La vie d’factrie*, de Clémence DesRochers (musique de Jacques Fortier interprétée au piano par Paul de Marjorie), paraît en 1962 sur le premier album de l’artiste. Avec cette chanson « militante », l’auteure interprète impose sa voix et son style, soit l’écriture d’une poésie sociale avec prise directe sur le présent. La vie d’factrie a eu une telle force de frappe au Québec qu’on l’associe encore à l’histoire du mouvement ouvrier. Et presque soixante ans plus tard, la chanson prend aux tripes comme au premier jour.
Le texte, rimé, décrit la journée d’une employée de manufacture de coton, et raconte en filigrane l’histoire industrielle du Québec et les conditions de travail d’une main-d’œuvre en majorité féminine. Un morceau puissant traitant d’une vie sans couleur, du vacarme des machines, d’horaires ingrats, de précarité, de résignation, de solitude. En 32 lignes et sans un mot de trop, Clémence DesRochers prend parti et émeut. Transposée par ses soins, la langue québécoise parlée y est traitée en majesté.
La parolière a un jour déclaré à Radio-Canada qu’elle était contente de La vie d’factrie « parce que je pense que ç’a donné à la chanson québécoise un aspect qu’elle n’avait pas. Ça chantait la ville. Et ce dont je suis fière, c’est d’avoir beaucoup parlé des femmes ». Et en particulier des femmes qu’on ne regardait pas, qu’on n’écoutait pas. Fabuleuse portraitiste, elle a croqué en vers et en prose les vies tantôt roses, tantôt rosses d’un cortège de femmes ordinaires. Elle leur aura donné du courage et de la fierté, les aura accompagnées dans la conquête de leur corps et leur quête identitaire. Elle a fait d’êtres anonymes des héroïnes de chansons et de monologues, des énonciatrices d’un discours trop peu entendu jusqu’alors.
Clémence DesRochers : sa manière de dépeindre les jours d’été, l’enfance lovée, les douleurs enfouies, le chat sur la galerie, le lac en septembre… Son art magistral de nommer « celles qui parlent toujours bas » – la grosse Raymonde, Adrienne la moyenne, Yvanna la frotteuse –, de prêter voix aux amoureuses trompées, aux femmes blessées, abandonnées, ménopausées qui ont peur du cancer et jouent au bowling en attendant de vieillir ensemble.
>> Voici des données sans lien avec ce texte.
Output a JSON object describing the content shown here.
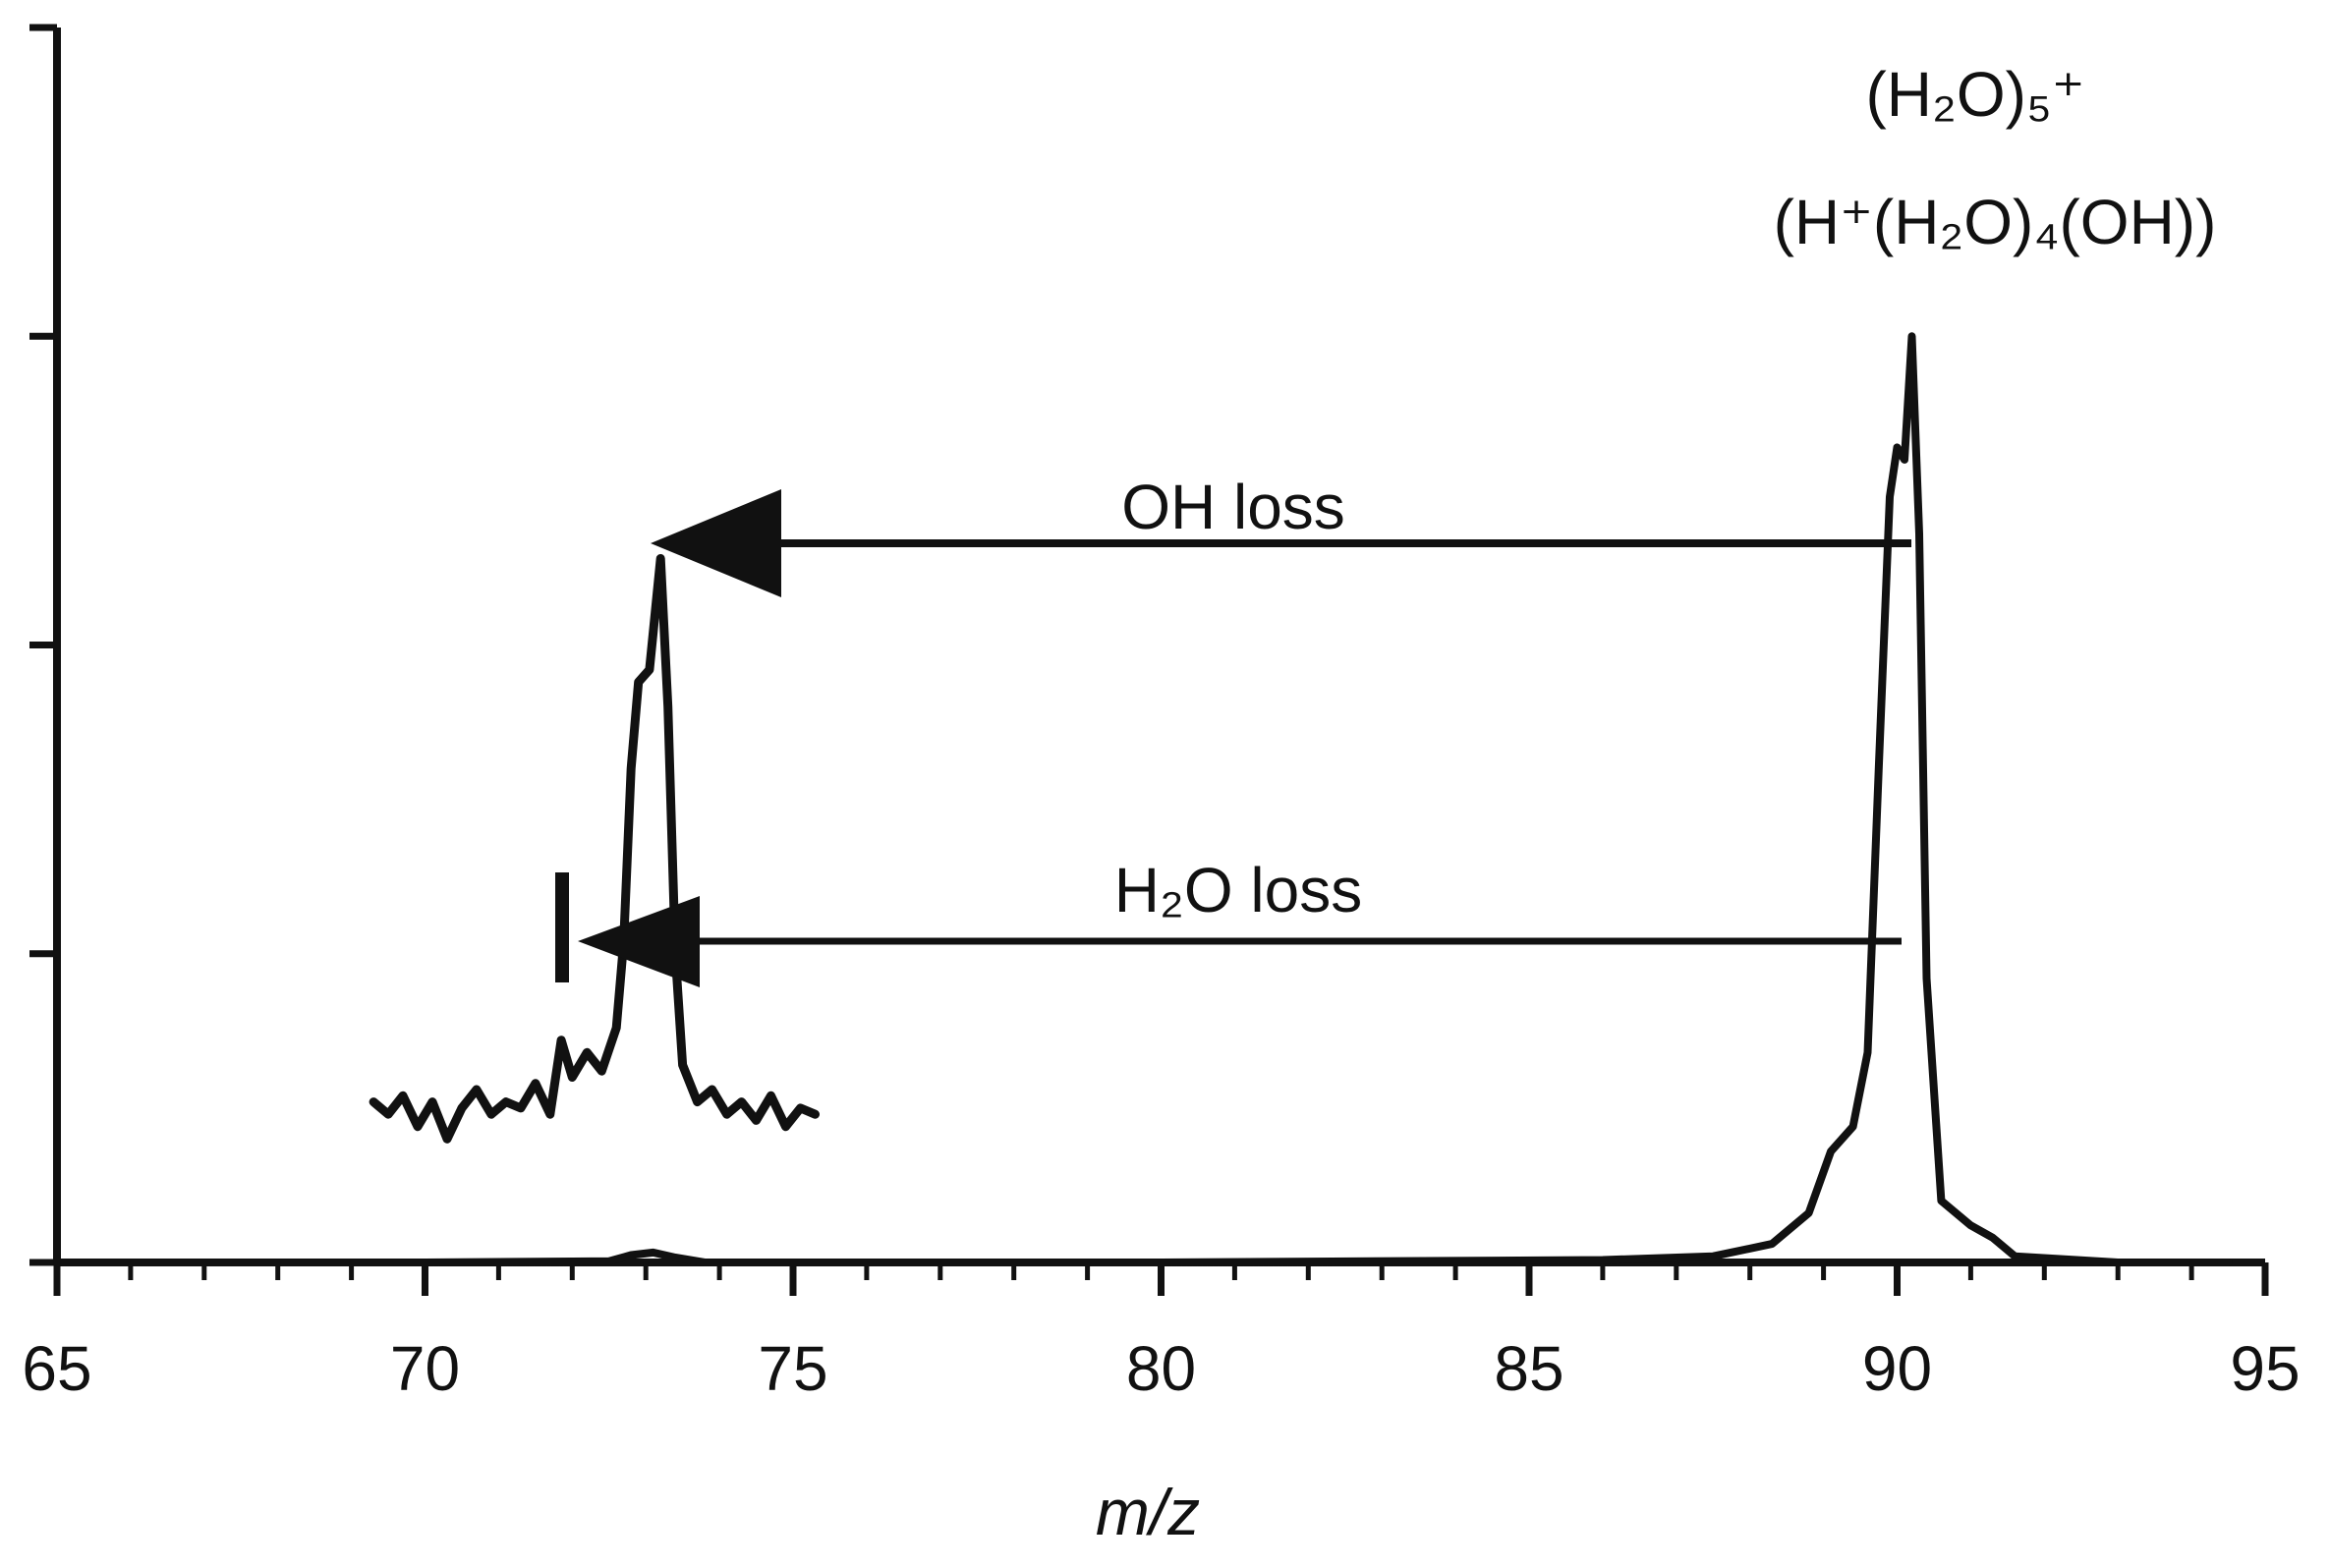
{
  "chart_data": {
    "type": "line",
    "title": "",
    "xlabel": "m/z",
    "ylabel": "",
    "xlim": [
      65,
      95
    ],
    "ylim": [
      0,
      100
    ],
    "x_ticks": [
      65,
      70,
      75,
      80,
      85,
      90,
      95
    ],
    "y_ticks": [
      0,
      25,
      50,
      75,
      100
    ],
    "grid": false,
    "legend": "none",
    "series": [
      {
        "points": [
          [
            65,
            0
          ],
          [
            70,
            0
          ],
          [
            72.5,
            0.1
          ],
          [
            72.8,
            0.6
          ],
          [
            73.1,
            0.8
          ],
          [
            73.4,
            0.4
          ],
          [
            73.8,
            0
          ],
          [
            80,
            0
          ],
          [
            86,
            0.2
          ],
          [
            87.5,
            0.5
          ],
          [
            88.3,
            1.5
          ],
          [
            88.8,
            4
          ],
          [
            89.1,
            9
          ],
          [
            89.4,
            11
          ],
          [
            89.6,
            17
          ],
          [
            89.75,
            40
          ],
          [
            89.9,
            62
          ],
          [
            90.0,
            66
          ],
          [
            90.1,
            65
          ],
          [
            90.2,
            75
          ],
          [
            90.3,
            59
          ],
          [
            90.4,
            23
          ],
          [
            90.6,
            5
          ],
          [
            91.0,
            3
          ],
          [
            91.3,
            2
          ],
          [
            91.6,
            0.5
          ],
          [
            93,
            0
          ],
          [
            94.5,
            0
          ]
        ]
      },
      {
        "points": [
          [
            69.3,
            13
          ],
          [
            69.5,
            12
          ],
          [
            69.7,
            13.5
          ],
          [
            69.9,
            11
          ],
          [
            70.1,
            13
          ],
          [
            70.3,
            10
          ],
          [
            70.5,
            12.5
          ],
          [
            70.7,
            14
          ],
          [
            70.9,
            12
          ],
          [
            71.1,
            13
          ],
          [
            71.3,
            12.5
          ],
          [
            71.5,
            14.5
          ],
          [
            71.7,
            12
          ],
          [
            71.85,
            18
          ],
          [
            72.0,
            15
          ],
          [
            72.2,
            17
          ],
          [
            72.4,
            15.5
          ],
          [
            72.6,
            19
          ],
          [
            72.7,
            26
          ],
          [
            72.8,
            40
          ],
          [
            72.9,
            47
          ],
          [
            73.05,
            48
          ],
          [
            73.2,
            57
          ],
          [
            73.3,
            45
          ],
          [
            73.4,
            25
          ],
          [
            73.5,
            16
          ],
          [
            73.7,
            13
          ],
          [
            73.9,
            14
          ],
          [
            74.1,
            12
          ],
          [
            74.3,
            13
          ],
          [
            74.5,
            11.5
          ],
          [
            74.7,
            13.5
          ],
          [
            74.9,
            11
          ],
          [
            75.1,
            12.5
          ],
          [
            75.3,
            12
          ]
        ]
      }
    ],
    "annotations": {
      "peak_top_line": "(H₂O)₅⁺",
      "peak_second_line": "(H⁺(H₂O)₄(OH))",
      "oh_arrow": "OH loss",
      "water_arrow": "H₂O loss"
    }
  }
}
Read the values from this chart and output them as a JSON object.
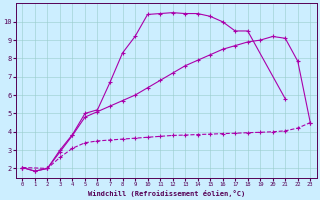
{
  "bg_color": "#cceeff",
  "line_color": "#aa00aa",
  "xlim": [
    -0.5,
    23.5
  ],
  "ylim": [
    1.5,
    11.0
  ],
  "xticks": [
    0,
    1,
    2,
    3,
    4,
    5,
    6,
    7,
    8,
    9,
    10,
    11,
    12,
    13,
    14,
    15,
    16,
    17,
    18,
    19,
    20,
    21,
    22,
    23
  ],
  "yticks": [
    2,
    3,
    4,
    5,
    6,
    7,
    8,
    9,
    10
  ],
  "xlabel": "Windchill (Refroidissement éolien,°C)",
  "line1_x": [
    0,
    1,
    2,
    3,
    4,
    5,
    6,
    7,
    8,
    9,
    10,
    11,
    12,
    13,
    14,
    15,
    16,
    17,
    18,
    21
  ],
  "line1_y": [
    2.05,
    1.85,
    2.0,
    3.0,
    3.85,
    5.0,
    5.2,
    6.7,
    8.3,
    9.2,
    10.4,
    10.45,
    10.5,
    10.45,
    10.45,
    10.3,
    10.0,
    9.5,
    9.5,
    5.8
  ],
  "line2_x": [
    0,
    1,
    2,
    3,
    4,
    5,
    6,
    7,
    8,
    9,
    10,
    11,
    12,
    13,
    14,
    15,
    16,
    17,
    18,
    19,
    20,
    21,
    22,
    23
  ],
  "line2_y": [
    2.05,
    1.85,
    2.0,
    2.9,
    3.8,
    4.8,
    5.1,
    5.4,
    5.7,
    6.0,
    6.4,
    6.8,
    7.2,
    7.6,
    7.9,
    8.2,
    8.5,
    8.7,
    8.9,
    9.0,
    9.2,
    9.1,
    7.85,
    4.5
  ],
  "line3_x": [
    0,
    2,
    3,
    4,
    5,
    6,
    7,
    8,
    9,
    10,
    11,
    12,
    13,
    14,
    15,
    16,
    17,
    18,
    19,
    20,
    21,
    22,
    23
  ],
  "line3_y": [
    2.05,
    2.0,
    2.6,
    3.1,
    3.4,
    3.5,
    3.55,
    3.6,
    3.65,
    3.7,
    3.75,
    3.8,
    3.82,
    3.85,
    3.87,
    3.9,
    3.92,
    3.95,
    3.97,
    4.0,
    4.05,
    4.2,
    4.5
  ]
}
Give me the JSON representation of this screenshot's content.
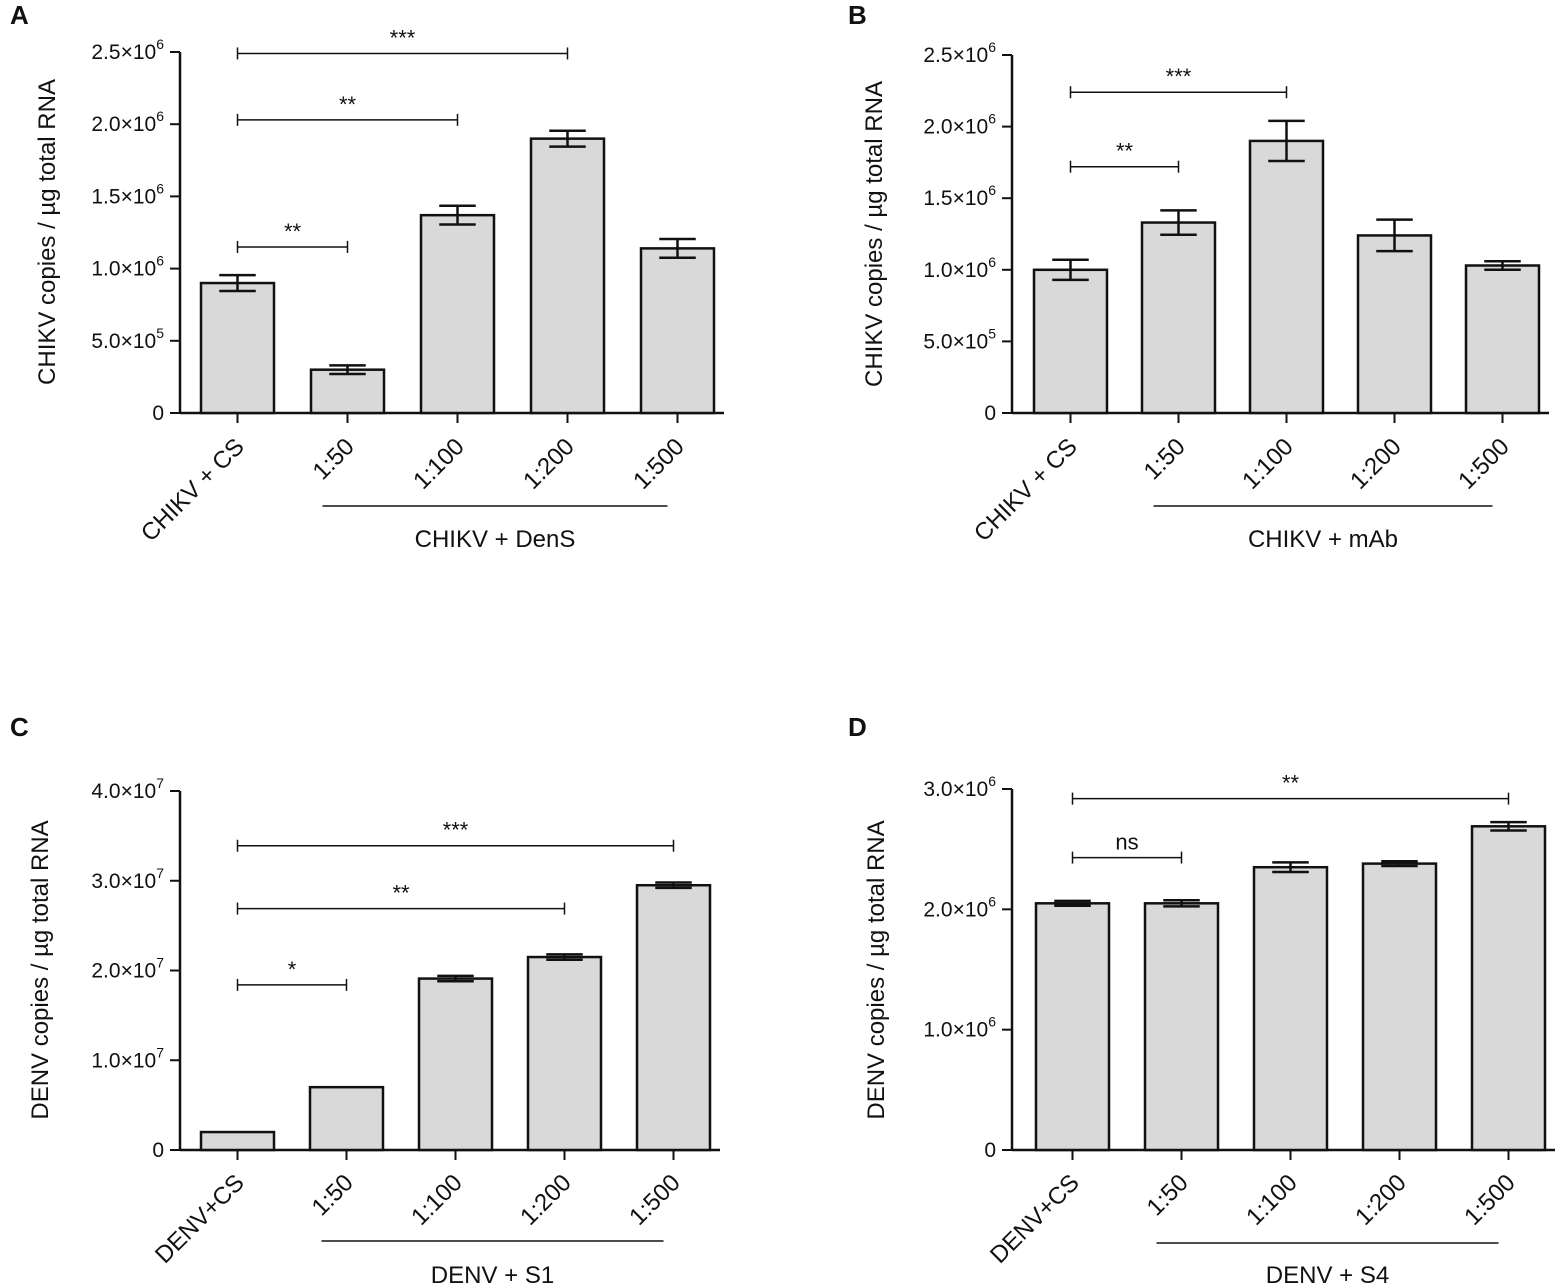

Ce talent unique pour emmêler la satire et la tendresse, pour enlacer monologues hilarants et chansons tristes.
Poète, auteure et parolière, chanteuse et monologuiste, actrice, artiste visuelle, animatrice et… bonne nageuse, Clémence DesRochers, fille de l’immense Alfred, est née à Sherbrooke en 1933. De ses débuts auprès de Jacques Normand à son action au sein des Bozos, de sa participation à l’essor du mouvement chansonnier à ses nombreux rôles à Radio-Canada (dont l’inénarrable Mlle Sainte-Bénite dans l’émission jeunesse Grujot et Délicat) – celle à qui l’on doit ce que l’on considère comme la première comédie musicale du Québec (Le vol rose du flamant), des revues (parmi lesquelles Les girls), des nouvelles, des poèmes, des spectacles solos, des dessins beaux à pleurer sur les plaisirs et les peurs de l’enfance, est une artiste cruciale qui laisse une œuvre et une empreinte très fortes.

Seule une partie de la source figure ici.